Our study is affected by some limitation. The study design was prospective cross-sectional study which represented the real situation of COVID-19 outbreak during that time. The study is limited by the exclusive recruitment of the sample from Siriraj Hospital. Despite this, it's crucial to recognize that Siriraj Hospital, functioning as both a medical school and a referral center in Bangkok, draws patients from diverse regions of Thailand seeking advanced prenatal care. The selection of 400 pregnant women aimed to represent a varied demographic from different parts of the country. Although participants were not randomly chosen and were exclusively from Siriraj Hospital, the study intended to capture the extensive demographics and geographic diversity inherent in the hospital's patient population. Most of pregnant women (85.3%) had a history of COVID-19 vaccination which would affect the decision making for repeated vaccination. Their actual attitude may be affected by the severity of disease and availability of database of COVID-19 vaccination during pregnancy at that time.

The strength of our study is the less of “socially desirable” bias.
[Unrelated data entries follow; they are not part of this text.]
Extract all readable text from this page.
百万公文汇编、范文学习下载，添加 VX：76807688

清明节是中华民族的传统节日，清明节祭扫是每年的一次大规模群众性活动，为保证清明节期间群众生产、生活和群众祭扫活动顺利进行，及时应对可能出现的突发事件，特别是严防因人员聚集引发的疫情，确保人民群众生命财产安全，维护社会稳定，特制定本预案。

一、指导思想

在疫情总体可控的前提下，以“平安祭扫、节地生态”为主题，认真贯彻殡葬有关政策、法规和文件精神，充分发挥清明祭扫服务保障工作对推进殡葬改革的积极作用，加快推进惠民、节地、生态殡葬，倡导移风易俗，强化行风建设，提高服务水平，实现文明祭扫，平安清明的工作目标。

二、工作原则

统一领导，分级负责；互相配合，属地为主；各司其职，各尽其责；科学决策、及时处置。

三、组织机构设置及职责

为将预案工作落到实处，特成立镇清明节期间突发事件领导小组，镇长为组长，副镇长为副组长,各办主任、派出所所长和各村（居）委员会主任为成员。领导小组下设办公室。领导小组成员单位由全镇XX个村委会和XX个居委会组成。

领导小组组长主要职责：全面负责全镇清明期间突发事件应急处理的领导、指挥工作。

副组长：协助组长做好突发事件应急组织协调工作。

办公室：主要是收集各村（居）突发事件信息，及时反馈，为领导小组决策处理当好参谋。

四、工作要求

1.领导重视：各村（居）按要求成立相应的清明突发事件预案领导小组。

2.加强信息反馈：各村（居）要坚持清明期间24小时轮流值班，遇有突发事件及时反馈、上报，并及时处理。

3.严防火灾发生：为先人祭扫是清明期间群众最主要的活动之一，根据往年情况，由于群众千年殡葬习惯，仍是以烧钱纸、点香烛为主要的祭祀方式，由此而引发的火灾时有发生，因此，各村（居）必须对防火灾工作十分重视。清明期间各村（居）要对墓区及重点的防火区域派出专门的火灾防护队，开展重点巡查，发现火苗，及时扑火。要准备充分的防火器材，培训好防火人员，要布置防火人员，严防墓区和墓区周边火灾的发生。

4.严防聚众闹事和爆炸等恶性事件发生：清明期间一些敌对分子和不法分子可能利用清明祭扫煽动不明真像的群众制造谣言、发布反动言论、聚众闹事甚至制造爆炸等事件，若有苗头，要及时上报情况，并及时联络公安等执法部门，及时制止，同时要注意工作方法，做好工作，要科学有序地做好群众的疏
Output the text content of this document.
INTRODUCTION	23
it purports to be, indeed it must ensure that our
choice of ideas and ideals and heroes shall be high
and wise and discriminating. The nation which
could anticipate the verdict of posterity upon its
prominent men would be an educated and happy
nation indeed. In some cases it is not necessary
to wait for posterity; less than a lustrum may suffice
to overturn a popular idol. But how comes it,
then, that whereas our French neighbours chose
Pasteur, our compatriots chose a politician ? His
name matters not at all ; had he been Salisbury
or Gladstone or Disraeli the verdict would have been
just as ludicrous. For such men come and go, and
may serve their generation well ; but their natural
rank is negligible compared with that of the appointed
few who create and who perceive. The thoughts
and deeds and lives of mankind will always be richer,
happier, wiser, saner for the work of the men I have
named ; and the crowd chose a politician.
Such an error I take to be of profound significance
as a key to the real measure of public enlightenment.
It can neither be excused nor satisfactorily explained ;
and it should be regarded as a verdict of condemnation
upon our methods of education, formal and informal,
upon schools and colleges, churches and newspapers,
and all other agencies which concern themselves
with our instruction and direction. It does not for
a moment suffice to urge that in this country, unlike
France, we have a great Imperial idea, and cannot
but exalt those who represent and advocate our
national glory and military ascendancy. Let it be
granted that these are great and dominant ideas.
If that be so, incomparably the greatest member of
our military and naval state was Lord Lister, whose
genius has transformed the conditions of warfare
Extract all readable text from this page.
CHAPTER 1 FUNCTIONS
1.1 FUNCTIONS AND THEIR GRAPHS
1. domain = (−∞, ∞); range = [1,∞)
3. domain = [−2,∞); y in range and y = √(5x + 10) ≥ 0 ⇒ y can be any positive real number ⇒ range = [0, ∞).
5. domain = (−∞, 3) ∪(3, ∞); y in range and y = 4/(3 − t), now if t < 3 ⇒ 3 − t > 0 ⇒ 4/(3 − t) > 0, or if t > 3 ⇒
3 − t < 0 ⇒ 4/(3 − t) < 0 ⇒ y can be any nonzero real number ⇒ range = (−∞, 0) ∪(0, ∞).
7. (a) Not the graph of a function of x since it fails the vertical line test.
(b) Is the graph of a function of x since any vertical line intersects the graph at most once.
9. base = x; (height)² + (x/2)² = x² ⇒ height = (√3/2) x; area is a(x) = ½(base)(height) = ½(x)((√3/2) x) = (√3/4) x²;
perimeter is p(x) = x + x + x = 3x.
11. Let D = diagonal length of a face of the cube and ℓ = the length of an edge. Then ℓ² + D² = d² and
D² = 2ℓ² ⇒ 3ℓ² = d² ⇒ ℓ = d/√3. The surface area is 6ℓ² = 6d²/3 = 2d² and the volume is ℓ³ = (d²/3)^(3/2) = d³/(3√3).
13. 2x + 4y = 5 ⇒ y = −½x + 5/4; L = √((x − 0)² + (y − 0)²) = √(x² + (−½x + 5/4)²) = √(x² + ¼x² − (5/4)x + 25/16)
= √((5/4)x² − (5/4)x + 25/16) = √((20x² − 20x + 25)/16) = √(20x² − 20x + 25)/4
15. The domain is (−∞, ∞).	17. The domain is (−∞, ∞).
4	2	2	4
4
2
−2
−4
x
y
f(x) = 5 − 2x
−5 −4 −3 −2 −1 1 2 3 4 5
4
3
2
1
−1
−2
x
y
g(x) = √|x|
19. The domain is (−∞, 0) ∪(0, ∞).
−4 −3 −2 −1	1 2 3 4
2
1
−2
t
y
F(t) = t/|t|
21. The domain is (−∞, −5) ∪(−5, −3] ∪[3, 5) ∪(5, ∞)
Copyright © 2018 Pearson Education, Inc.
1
In phase I, participant was in-depth interviewed in a close area by only single interviewer and in phase III, pregnant women response questionnaire in a closed place. The respondent can present the actual attitude, acceptance or rejection of COVID-19 vaccination.

Conclusions

Although COVID-19 severity has decreased, it is essential to note that this factor does not significantly influence pregnant women's decisions to accept or refuse vaccination. The study findings indicate that pregnant women hold the belief that vaccines play a crucial role in preventing infection and mitigating the severity of the disease. Nevertheless, their main reason for refusing injections is concern about potential harm to their unborn children and themselves during pregnancy. Social media communications and obligatory vaccination certifications influence maternal vaccination decisions. Providing accurate information through social media will enable pregnant women to better understand the role of vaccination in reducing the severity of the disease and the complications for mothers and babies both during pregnancy and after childbirth.